U.S. prosecutors have indicted Assange on 17 espionage charges and one charge of computer misuse over WikiLeaks’ publication of leaked military and diplomatic documents detailing alleged U.S. military operations in Iraq and Afghanistan, in 2010 and 2011. The charges could lead to a maximum sentence of 175 years in prison.

Lawyers for Assange, an Australian national, laid forth the argument that he was acting as a journalist and therefore entitled to First Amendment protections of freedom of speech.

Judge Baraitser rejected this argument and said that Assange’s “conduct, if proved, would therefore amount to offenses in this jurisdiction that would not be protected by his right to freedom of speech.”

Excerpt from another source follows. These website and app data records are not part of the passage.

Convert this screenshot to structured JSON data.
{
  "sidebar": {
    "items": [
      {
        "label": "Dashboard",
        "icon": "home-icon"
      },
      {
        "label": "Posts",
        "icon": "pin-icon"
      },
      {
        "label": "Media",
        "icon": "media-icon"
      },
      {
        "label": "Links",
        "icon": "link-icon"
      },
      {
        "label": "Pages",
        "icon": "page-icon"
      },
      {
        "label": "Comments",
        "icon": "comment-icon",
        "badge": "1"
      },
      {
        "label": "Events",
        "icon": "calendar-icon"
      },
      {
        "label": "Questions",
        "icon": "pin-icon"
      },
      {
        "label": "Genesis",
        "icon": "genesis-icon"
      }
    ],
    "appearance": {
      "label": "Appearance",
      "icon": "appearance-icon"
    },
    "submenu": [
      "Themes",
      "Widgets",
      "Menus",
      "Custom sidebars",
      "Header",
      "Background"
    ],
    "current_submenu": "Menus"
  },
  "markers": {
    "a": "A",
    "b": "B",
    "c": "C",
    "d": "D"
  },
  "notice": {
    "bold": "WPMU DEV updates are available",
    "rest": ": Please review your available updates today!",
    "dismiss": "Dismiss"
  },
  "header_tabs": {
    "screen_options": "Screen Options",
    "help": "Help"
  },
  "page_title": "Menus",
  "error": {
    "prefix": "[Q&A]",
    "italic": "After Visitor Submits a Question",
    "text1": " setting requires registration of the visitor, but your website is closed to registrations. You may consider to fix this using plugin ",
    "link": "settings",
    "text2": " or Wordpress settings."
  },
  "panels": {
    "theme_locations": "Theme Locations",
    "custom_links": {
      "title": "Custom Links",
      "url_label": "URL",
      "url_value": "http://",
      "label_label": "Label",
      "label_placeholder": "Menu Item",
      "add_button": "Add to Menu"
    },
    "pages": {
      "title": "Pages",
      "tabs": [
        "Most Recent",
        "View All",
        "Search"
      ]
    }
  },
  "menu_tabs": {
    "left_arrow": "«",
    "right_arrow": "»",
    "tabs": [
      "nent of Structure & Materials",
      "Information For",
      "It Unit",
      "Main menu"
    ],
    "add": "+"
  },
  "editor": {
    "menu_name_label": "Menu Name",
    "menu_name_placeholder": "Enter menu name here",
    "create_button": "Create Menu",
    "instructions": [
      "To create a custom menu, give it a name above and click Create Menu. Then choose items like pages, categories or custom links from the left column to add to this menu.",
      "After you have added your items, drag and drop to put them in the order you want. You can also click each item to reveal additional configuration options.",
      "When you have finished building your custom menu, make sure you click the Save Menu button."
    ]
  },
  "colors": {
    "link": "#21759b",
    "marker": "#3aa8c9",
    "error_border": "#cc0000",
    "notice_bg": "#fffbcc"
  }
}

The case is now likely to go to the U.K. supreme court. In the interim, Assange will remain in a U.K. prison. He has been held at London’s Belmarsh prison from April 2019.

Assange’s partner Stella Morris has been leading a campaign against his extradition. “His ‘crime’ is to have reported on matters the U.S. would rather have kept hidden from view,” Morris wrote in the campaign’s fundraiser site, which has surpassed its goal of collecting £175,000 ($239,000).

“He helped expose war crimes and human rights abuses. He revealed the killing of unarmed civilians and the torture of innocent people. No one has been held responsible for the serious crimes Julian has exposed. If he, an Australian citizen living in the U.K. can be successfully prosecuted, so too can journalists and publications everywhere.”